Banyak orang pasti masih ingat cerita tentang reaksi sebagian masyarakat saat presiden Joko Widodo mengumumkan dua kasus pertama Covid-19 di dalam negeri pada 2 Maret 2020. Hanya beberapa saat setelah pengumuman itu dipublikasikan, terjadi aksi borong atau panic buying atas sejumlah bahan pangan maupun produk lainnya. Tak hanya Panic buying, terjadi juga lonjakan harga perlengkapan kesehatan. Banyak pusat belanja dan apotik atau toko obat di berbagai kota diserbu konsumen yang ingin borong kebutuhan pokok, obat-obatan dan peralatan kesehatan seperti masker atau hand sanitizer.
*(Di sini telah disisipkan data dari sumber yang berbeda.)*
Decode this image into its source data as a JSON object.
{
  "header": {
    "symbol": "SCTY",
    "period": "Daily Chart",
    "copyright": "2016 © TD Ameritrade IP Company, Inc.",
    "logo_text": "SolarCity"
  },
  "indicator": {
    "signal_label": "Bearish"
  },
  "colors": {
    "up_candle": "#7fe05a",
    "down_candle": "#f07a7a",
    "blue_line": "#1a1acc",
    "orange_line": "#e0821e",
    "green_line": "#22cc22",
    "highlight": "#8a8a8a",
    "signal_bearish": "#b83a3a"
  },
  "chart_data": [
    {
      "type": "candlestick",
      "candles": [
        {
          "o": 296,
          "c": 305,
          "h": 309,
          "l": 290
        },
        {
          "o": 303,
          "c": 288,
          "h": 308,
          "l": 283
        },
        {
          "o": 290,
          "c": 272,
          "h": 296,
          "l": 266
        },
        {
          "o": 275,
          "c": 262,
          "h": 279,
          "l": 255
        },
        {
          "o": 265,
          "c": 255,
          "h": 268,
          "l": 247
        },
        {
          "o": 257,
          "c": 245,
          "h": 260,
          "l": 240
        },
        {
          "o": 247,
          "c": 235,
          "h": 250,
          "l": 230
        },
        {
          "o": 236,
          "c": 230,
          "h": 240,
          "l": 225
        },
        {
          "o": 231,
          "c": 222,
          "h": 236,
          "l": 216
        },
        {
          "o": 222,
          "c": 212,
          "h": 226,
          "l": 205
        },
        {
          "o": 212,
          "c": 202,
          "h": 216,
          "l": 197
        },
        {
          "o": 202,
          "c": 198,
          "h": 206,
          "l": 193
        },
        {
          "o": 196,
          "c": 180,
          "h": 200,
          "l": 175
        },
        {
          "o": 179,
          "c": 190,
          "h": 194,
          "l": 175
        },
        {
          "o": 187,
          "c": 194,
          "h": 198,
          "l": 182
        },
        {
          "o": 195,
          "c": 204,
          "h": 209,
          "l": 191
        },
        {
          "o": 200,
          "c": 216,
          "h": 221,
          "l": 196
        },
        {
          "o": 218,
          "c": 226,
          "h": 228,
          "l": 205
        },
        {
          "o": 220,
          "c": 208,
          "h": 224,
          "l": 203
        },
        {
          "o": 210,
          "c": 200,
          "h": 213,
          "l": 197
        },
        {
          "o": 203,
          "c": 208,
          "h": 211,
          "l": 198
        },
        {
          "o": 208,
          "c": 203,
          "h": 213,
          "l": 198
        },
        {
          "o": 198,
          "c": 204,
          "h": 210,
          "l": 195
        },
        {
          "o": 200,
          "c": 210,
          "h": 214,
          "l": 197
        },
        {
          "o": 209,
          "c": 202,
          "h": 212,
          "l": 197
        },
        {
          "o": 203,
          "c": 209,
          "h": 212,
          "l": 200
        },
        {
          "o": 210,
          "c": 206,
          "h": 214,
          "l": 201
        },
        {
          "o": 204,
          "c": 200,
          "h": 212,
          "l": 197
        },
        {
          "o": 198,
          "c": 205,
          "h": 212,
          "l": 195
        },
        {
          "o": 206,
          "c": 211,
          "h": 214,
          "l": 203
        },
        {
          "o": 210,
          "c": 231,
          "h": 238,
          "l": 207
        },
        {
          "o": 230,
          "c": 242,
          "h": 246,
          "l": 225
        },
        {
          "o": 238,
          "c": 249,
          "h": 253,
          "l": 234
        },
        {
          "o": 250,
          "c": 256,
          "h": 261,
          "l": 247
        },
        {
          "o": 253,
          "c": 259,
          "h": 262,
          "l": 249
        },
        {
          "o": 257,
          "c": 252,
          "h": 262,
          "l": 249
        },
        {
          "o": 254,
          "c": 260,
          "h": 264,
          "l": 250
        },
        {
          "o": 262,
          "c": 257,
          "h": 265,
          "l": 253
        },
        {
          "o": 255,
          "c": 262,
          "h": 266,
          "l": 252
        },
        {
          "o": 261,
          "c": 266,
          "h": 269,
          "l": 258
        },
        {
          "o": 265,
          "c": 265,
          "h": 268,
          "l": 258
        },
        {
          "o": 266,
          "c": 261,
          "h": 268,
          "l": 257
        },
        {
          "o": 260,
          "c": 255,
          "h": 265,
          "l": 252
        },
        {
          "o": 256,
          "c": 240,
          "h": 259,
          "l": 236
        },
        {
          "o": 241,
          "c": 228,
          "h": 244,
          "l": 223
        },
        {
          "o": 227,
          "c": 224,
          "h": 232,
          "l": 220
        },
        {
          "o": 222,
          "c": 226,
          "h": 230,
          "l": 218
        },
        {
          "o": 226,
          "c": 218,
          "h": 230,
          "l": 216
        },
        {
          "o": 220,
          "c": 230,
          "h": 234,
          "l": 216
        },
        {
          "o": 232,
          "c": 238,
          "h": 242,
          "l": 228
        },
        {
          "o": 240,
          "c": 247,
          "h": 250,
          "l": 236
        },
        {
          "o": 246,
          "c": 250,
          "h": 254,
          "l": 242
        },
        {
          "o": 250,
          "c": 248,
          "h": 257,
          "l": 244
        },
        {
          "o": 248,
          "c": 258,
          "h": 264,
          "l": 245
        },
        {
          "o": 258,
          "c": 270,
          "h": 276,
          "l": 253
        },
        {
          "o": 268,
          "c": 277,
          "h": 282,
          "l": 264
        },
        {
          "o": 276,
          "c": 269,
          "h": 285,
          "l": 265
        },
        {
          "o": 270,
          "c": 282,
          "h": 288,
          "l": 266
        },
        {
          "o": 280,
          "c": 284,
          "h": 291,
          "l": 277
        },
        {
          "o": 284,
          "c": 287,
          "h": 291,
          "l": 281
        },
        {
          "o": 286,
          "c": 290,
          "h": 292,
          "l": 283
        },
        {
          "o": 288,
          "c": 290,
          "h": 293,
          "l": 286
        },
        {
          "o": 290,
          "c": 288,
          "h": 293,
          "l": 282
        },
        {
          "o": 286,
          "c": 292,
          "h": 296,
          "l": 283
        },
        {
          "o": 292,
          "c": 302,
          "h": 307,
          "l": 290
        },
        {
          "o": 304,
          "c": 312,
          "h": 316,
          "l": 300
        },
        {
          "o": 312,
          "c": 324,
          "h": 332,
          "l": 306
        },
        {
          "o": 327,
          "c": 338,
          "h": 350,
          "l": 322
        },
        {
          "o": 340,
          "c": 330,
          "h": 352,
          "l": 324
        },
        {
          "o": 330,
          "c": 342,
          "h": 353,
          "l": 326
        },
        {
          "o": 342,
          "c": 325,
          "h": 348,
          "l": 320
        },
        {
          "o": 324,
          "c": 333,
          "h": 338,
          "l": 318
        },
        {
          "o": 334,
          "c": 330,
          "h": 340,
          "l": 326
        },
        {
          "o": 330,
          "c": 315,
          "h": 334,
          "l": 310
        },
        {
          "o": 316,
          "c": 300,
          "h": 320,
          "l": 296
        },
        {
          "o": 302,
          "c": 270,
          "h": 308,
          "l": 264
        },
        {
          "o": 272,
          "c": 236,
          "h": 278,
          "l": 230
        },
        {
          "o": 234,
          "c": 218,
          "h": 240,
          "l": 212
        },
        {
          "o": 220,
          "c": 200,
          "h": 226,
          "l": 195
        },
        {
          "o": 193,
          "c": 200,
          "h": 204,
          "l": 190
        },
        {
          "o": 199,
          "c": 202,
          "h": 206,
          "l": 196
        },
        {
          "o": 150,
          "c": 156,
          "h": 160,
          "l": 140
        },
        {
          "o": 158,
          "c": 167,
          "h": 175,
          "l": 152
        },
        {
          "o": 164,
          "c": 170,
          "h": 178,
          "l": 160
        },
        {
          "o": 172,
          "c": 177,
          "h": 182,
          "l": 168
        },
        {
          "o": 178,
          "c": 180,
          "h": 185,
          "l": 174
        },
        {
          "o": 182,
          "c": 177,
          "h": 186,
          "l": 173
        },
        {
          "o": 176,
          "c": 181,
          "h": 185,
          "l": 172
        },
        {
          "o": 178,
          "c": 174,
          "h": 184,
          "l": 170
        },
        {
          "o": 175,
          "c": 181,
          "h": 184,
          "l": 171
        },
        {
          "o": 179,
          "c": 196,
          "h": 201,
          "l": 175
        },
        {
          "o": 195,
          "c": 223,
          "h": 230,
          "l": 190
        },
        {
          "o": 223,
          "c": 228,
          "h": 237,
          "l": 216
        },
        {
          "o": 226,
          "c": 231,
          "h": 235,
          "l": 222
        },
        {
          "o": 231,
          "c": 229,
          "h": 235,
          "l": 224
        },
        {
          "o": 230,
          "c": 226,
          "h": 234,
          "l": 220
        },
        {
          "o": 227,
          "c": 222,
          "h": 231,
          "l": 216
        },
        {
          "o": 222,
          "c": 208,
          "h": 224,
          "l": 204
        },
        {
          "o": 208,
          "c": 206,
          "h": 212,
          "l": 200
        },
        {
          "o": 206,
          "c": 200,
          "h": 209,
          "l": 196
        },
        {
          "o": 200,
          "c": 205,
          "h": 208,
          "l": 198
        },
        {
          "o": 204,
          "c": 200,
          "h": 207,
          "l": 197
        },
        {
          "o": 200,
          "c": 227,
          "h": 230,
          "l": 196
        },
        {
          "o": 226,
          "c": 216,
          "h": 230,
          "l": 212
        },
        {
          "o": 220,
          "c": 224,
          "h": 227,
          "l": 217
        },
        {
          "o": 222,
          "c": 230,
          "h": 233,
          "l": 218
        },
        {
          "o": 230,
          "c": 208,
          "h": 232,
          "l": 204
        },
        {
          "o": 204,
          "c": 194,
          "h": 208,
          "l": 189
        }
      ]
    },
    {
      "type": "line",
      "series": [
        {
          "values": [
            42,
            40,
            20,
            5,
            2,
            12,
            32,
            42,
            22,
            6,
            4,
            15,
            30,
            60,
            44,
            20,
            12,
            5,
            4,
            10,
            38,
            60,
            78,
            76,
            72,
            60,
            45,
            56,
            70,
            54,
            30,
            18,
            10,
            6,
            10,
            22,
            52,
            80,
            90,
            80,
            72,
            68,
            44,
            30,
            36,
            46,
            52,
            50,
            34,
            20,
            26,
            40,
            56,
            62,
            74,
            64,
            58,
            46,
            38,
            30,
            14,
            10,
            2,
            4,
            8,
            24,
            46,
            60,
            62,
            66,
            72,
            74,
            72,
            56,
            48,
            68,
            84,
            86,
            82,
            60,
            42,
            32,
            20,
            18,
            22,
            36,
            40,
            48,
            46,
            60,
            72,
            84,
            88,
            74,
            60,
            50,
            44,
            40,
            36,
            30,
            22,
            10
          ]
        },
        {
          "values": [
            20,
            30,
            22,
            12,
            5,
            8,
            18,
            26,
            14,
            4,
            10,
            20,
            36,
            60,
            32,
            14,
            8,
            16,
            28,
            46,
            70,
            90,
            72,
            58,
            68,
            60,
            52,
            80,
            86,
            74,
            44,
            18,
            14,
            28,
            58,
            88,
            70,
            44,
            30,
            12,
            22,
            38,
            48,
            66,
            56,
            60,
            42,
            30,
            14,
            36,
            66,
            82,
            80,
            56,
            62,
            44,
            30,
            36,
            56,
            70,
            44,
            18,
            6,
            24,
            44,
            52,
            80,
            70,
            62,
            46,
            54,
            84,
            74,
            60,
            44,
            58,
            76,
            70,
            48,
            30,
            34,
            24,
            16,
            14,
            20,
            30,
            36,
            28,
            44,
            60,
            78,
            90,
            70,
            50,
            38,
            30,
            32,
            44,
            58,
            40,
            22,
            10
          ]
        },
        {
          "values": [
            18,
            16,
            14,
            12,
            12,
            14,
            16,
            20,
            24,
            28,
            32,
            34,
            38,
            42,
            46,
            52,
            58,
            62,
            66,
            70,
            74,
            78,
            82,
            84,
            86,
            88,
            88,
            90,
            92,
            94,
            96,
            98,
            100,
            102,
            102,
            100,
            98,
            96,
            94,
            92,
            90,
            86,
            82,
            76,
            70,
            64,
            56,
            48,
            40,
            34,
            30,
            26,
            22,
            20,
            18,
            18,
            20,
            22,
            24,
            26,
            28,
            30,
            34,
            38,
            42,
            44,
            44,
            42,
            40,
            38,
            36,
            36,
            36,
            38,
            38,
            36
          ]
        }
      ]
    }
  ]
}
Untungnya, gambaran rasa cemas dan takut itu tidak berlangsung berlarut-larut. Sejumlah institusi pemerintah di pusat dan daerah segera membanjiri ruang publik dengan masker dan hand sanitizer. Panik segera berlalu dan harga masker yang sempat melonjak ratusan persen kembali ke level normal. Mengamankan kebutuhan pokok masyarakat, pemerintah gencar menyalurkan bantuan sosial ke berbagai pelosok. Jumlah penerima manfaat Kartu Sembako yang sebelumnya 15,2 juta ditambah menjadi menjadi 20 juta keluarga penerima manfaat (KPM). Nominal Kartu Sembako naik dari Rp150.000 menjadi Rp200.000 per KPM dan diberikan selama sembilan bulan hingga Desember 2020. Aksi borong sembako pun terhenti.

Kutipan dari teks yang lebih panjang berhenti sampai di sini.